L’Amour des Trois Oranges, con su descarnada mirada irónica sobre las situaciones que la propia obra
va generando, bien podría representar el primer ejemplo –avant la lettre- de ópera postmoderna. Su estreno en Chicago en
1921 la sitúa lejos del estallido de la postmodernidad, pero cerca –temporal,
que no espacialmente- del inicio de la generación neoclásica, con su repentina
atracción hacia la Commedia dell’Arte
y el teatro y la música dieciochescos. De hecho, la sinfonía nº 1 de
Prokofiev, la famosa Sinfonía Clásica (1917) ya representó
una primera muestra de neoclasicismo con su forma de pastiche haydiniano
–sorprendentemente cocido en el San Petersburgo de la Revolución-. La fuente
para el libreto de Oranges fue la
célebre pieza de Carlo Gozzi, autor ya de por sí próximo a las visiones
irónicas y paródicas, con mezclas de drama y comedia bastante indigestas en su
época (otra pieza de Gozzi sería la fuente del Turandot pucciniano). El propio compositor, autor asimismo del
libreto, introduciría en su ópera más elementos distanciadores, como el
prólogo, que viene a justificar el elemento surrealista, y en donde asistimos a
una disputa entre partidarios de la tragedia, el drama, la comedia y la farsa
que es interrumpida por el grupo coral que ulteriormente comentará toda la obra
anunciando que se representará una obra de un género nuevo, llamado El amor de las tres naranjas. El origen
de la propia obra de Gozzi se halla en un cuento infantil que, como tal,
proviene de la constelación del mito. O sea que la tarea de Prokofiev tuvo
mucho que ver con la des-mitificación, acción que se puede abordar fácilmente
desde la perspectiva de la ironía.
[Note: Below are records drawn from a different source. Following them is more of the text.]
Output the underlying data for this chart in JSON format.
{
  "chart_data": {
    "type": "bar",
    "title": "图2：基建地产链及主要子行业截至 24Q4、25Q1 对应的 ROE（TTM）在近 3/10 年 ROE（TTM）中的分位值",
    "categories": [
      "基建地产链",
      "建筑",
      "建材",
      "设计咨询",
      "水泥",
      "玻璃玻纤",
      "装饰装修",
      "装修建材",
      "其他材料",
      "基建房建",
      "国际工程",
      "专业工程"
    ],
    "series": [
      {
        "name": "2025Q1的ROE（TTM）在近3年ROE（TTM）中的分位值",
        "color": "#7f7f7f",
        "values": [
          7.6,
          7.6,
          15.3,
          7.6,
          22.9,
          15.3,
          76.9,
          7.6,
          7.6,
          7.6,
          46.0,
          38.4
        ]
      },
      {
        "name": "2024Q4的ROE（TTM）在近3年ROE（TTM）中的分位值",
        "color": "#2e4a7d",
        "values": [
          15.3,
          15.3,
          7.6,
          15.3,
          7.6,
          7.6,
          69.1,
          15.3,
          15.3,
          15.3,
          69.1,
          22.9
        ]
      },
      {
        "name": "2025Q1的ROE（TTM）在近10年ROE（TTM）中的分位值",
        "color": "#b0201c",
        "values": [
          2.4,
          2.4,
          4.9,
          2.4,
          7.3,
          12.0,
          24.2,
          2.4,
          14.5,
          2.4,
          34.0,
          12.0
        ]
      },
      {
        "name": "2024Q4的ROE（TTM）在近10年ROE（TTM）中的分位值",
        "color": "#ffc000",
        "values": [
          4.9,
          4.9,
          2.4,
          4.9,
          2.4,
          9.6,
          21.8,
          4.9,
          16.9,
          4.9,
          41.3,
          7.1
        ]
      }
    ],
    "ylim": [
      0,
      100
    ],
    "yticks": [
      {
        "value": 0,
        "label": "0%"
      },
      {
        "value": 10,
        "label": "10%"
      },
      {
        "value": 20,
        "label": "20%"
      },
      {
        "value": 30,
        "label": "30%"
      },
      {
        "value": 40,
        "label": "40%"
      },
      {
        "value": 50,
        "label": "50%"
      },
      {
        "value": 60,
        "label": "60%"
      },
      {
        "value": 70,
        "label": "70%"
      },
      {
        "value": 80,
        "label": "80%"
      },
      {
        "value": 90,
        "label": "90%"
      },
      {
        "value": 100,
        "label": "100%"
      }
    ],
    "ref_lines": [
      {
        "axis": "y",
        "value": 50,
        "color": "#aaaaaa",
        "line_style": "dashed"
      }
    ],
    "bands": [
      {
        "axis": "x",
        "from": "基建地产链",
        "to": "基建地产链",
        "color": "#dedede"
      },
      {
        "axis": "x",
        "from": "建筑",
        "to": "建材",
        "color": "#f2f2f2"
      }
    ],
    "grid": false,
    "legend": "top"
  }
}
Cuando en el tercer acto de la obra, que
pasa en un desierto, y tras haber abierto el sirviente Truffaldino las dos
primeras naranjas y haber perecido de sed las respectivas princesas cautivas,
el príncipe, desconocedor del hecho, abre la tercera naranja, se respira el
drama, pero es inmediatamente ridiculizado cuando, en plena agonía de la
princesa, aparece un personaje del coro con un cubo lleno de agua. La misma
desacralización se observa cuando el mago Chelio invoca al demonio Farfarello,
que no logra hacer su aparición cuando un acorde de la orquesta invita a ello,
y solo aparece tras un innumerable numero de llamadas. Cuando Farfarello le
pregunta si es un mago de verdad o uno de teatro Chelio responde, de
forma natural, que es un mago de teatro pero también uno de verdad, lo cual hace
que la metaacción se cruce con la acción y los respectivos planos se curven
sugestivamente. Sin embargo, no toda la obra es irónica. La alegría del coro
posterior a la risa del príncipe destila veracidad, así como la escena final. ¿El
símbolo de toda la ópera? La ultrafamosa marcha, que condensa alegría, ironía,
veracidad, sarcasmo, magia, truculencia y surrealismo en dos escasos minutos.